On 07/24/2011 07:44 PM, Hugh Brock wrote:
Speaking of the whole Conductor/Orchestrator split. Mark and I got very excited about this because it seemed like there would be room for two smaller independent OSS projects there rather than one big hairy one. I've heard privately from various people however that they thought that split would leave Conductor as a not-all-that-interesting piece by itself, concerned only with cloud resource allocation and permissions (and some level of display of various things).
How do folks out there feel about this? Can we have some debate here, please?
Carving up all the things that we want to achieve with aeolus, and breaking it all up into manageable chunks, with goals which are sufficiently tightly defined that they allow focussed discussions where there's a shared understanding, would be a great help. We can't be complacent about the problems of excessive complexity.
On the other hand, creating another app besides Conductor, which would do some of the things which are currently intended to be done by Conductor won't be helpful.
Specifically in the case of the proposal around Conductor & Orchestrator, there simply isn't enough substance there to stand up two independent applications, and have each of the be useful and interesting - likely to draw a greater number of community contributions.
As I said in a previous thread, the requirement for the ability to configure and customise instances on boot, to make them provide a bespoke service, for example, is certainly compelling. However, it applies just as much to a launch of a single instance as it does to the simultaneous launch of multiple instances.
It would not help us to remove the configuration and customisation of instances on boot, and support for multi-instance deployables, from the Conductor application, because what that would leave, an app which can only launch uncustomised images, one at a time, would no longer be particularly useful or interesting. There are not credible user scenarios where a user would be sufficiently sophisticated that they require pool management, quotas and provider matching, but would not need to have any of the instances which they launch be customised on start up at all.

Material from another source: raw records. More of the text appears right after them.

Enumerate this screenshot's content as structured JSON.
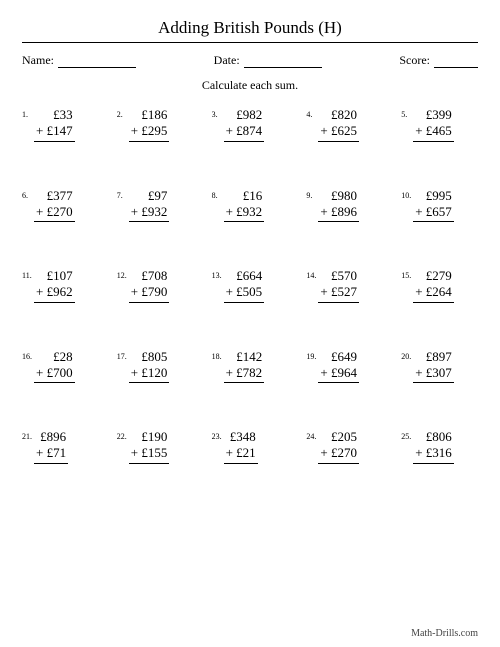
{
  "title": "Adding British Pounds (H)",
  "header": {
    "name_label": "Name:",
    "date_label": "Date:",
    "score_label": "Score:"
  },
  "instruction": "Calculate each sum.",
  "currency": "£",
  "op": "+",
  "problems": [
    {
      "n": "1.",
      "a": "33",
      "b": "147"
    },
    {
      "n": "2.",
      "a": "186",
      "b": "295"
    },
    {
      "n": "3.",
      "a": "982",
      "b": "874"
    },
    {
      "n": "4.",
      "a": "820",
      "b": "625"
    },
    {
      "n": "5.",
      "a": "399",
      "b": "465"
    },
    {
      "n": "6.",
      "a": "377",
      "b": "270"
    },
    {
      "n": "7.",
      "a": "97",
      "b": "932"
    },
    {
      "n": "8.",
      "a": "16",
      "b": "932"
    },
    {
      "n": "9.",
      "a": "980",
      "b": "896"
    },
    {
      "n": "10.",
      "a": "995",
      "b": "657"
    },
    {
      "n": "11.",
      "a": "107",
      "b": "962"
    },
    {
      "n": "12.",
      "a": "708",
      "b": "790"
    },
    {
      "n": "13.",
      "a": "664",
      "b": "505"
    },
    {
      "n": "14.",
      "a": "570",
      "b": "527"
    },
    {
      "n": "15.",
      "a": "279",
      "b": "264"
    },
    {
      "n": "16.",
      "a": "28",
      "b": "700"
    },
    {
      "n": "17.",
      "a": "805",
      "b": "120"
    },
    {
      "n": "18.",
      "a": "142",
      "b": "782"
    },
    {
      "n": "19.",
      "a": "649",
      "b": "964"
    },
    {
      "n": "20.",
      "a": "897",
      "b": "307"
    },
    {
      "n": "21.",
      "a": "896",
      "b": "71"
    },
    {
      "n": "22.",
      "a": "190",
      "b": "155"
    },
    {
      "n": "23.",
      "a": "348",
      "b": "21"
    },
    {
      "n": "24.",
      "a": "205",
      "b": "270"
    },
    {
      "n": "25.",
      "a": "806",
      "b": "316"
    }
  ],
  "footer": "Math-Drills.com",
  "style": {
    "page_bg": "#ffffff",
    "text_color": "#000000",
    "title_fontsize": 17,
    "body_fontsize": 12,
    "problem_fontsize": 13,
    "numlabel_fontsize": 8,
    "footer_fontsize": 10,
    "footer_color": "#444444",
    "name_line_w": 78,
    "date_line_w": 78,
    "score_line_w": 44
  }
}
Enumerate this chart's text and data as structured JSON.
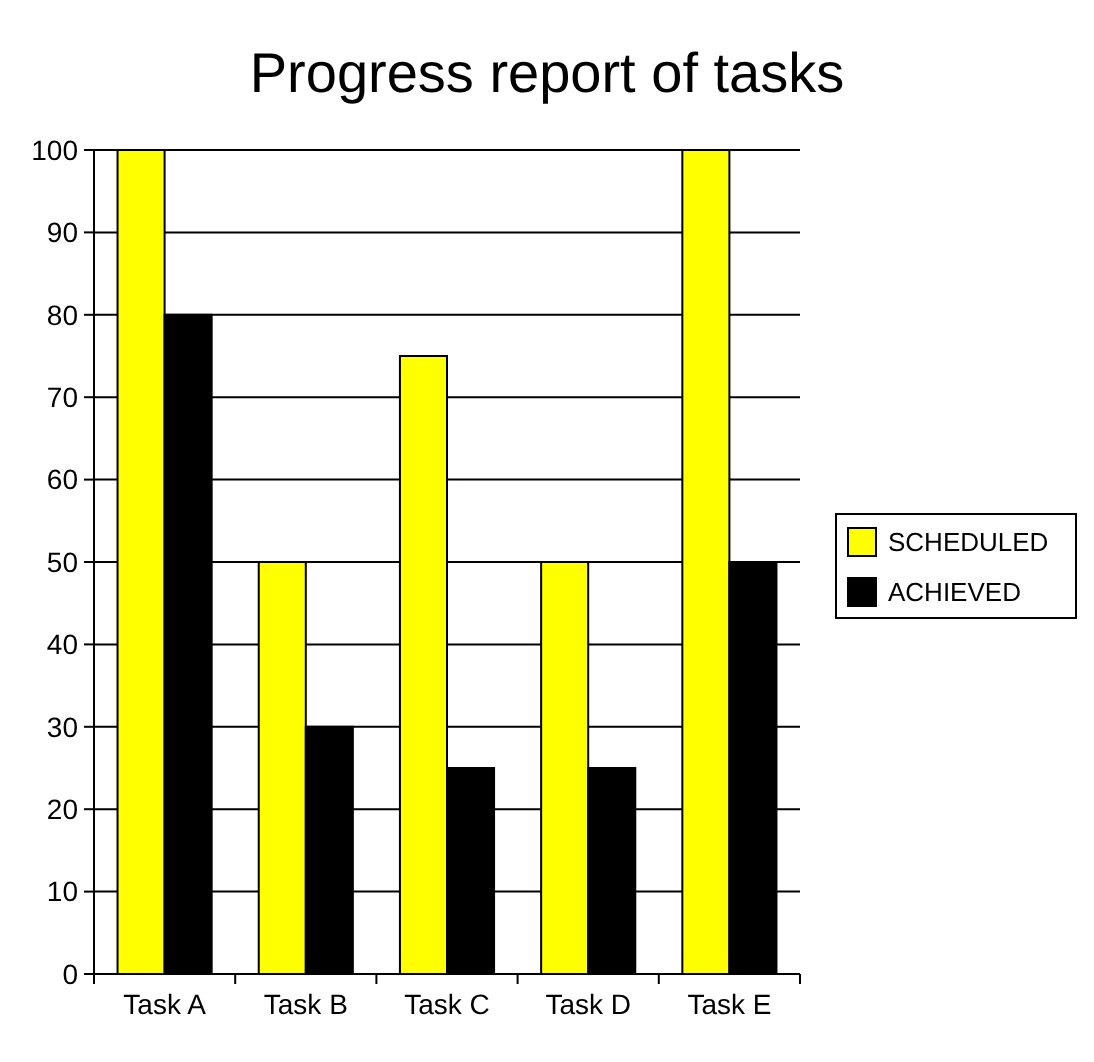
{
  "chart_data": {
    "type": "bar",
    "title": "Progress report of tasks",
    "categories": [
      "Task A",
      "Task B",
      "Task C",
      "Task D",
      "Task E"
    ],
    "series": [
      {
        "name": "SCHEDULED",
        "color": "#ffff00",
        "values": [
          100,
          50,
          75,
          50,
          100
        ]
      },
      {
        "name": "ACHIEVED",
        "color": "#000000",
        "values": [
          80,
          30,
          25,
          25,
          50
        ]
      }
    ],
    "ylim": [
      0,
      100
    ],
    "yticks": [
      0,
      10,
      20,
      30,
      40,
      50,
      60,
      70,
      80,
      90,
      100
    ],
    "grid": "y",
    "legend": "right"
  }
}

Given the investment of effort thus far in Conductor, in testing, in creating the best new UI we can etc., this really isn't the time to devalue it be taking extracting core functionality (albeit functionality which is not yet implemented beyond a basic prototype).
In summary, I think we should continue to deliver the best application we can in Conductor, and we shouldn't attempt to solve what is primarily a problem of the most efficient way of organising developers by imposing a sub-optimal design on the software we create. That feels like putting the cart before the horse.
On the other hand, if Orchestrator were a subsystem of Conductor, then the value of the application is preserved, and we could potentially get some isolation and clarity around the development of support for complex boot-time configuration of instances too.
There are several aspects of Conductor's functionality (provider matching, monitoring etc.) which would lend themselves to implementation in discrete loadable modules which could be developed semi-independently and loaded into Conductor at runtime.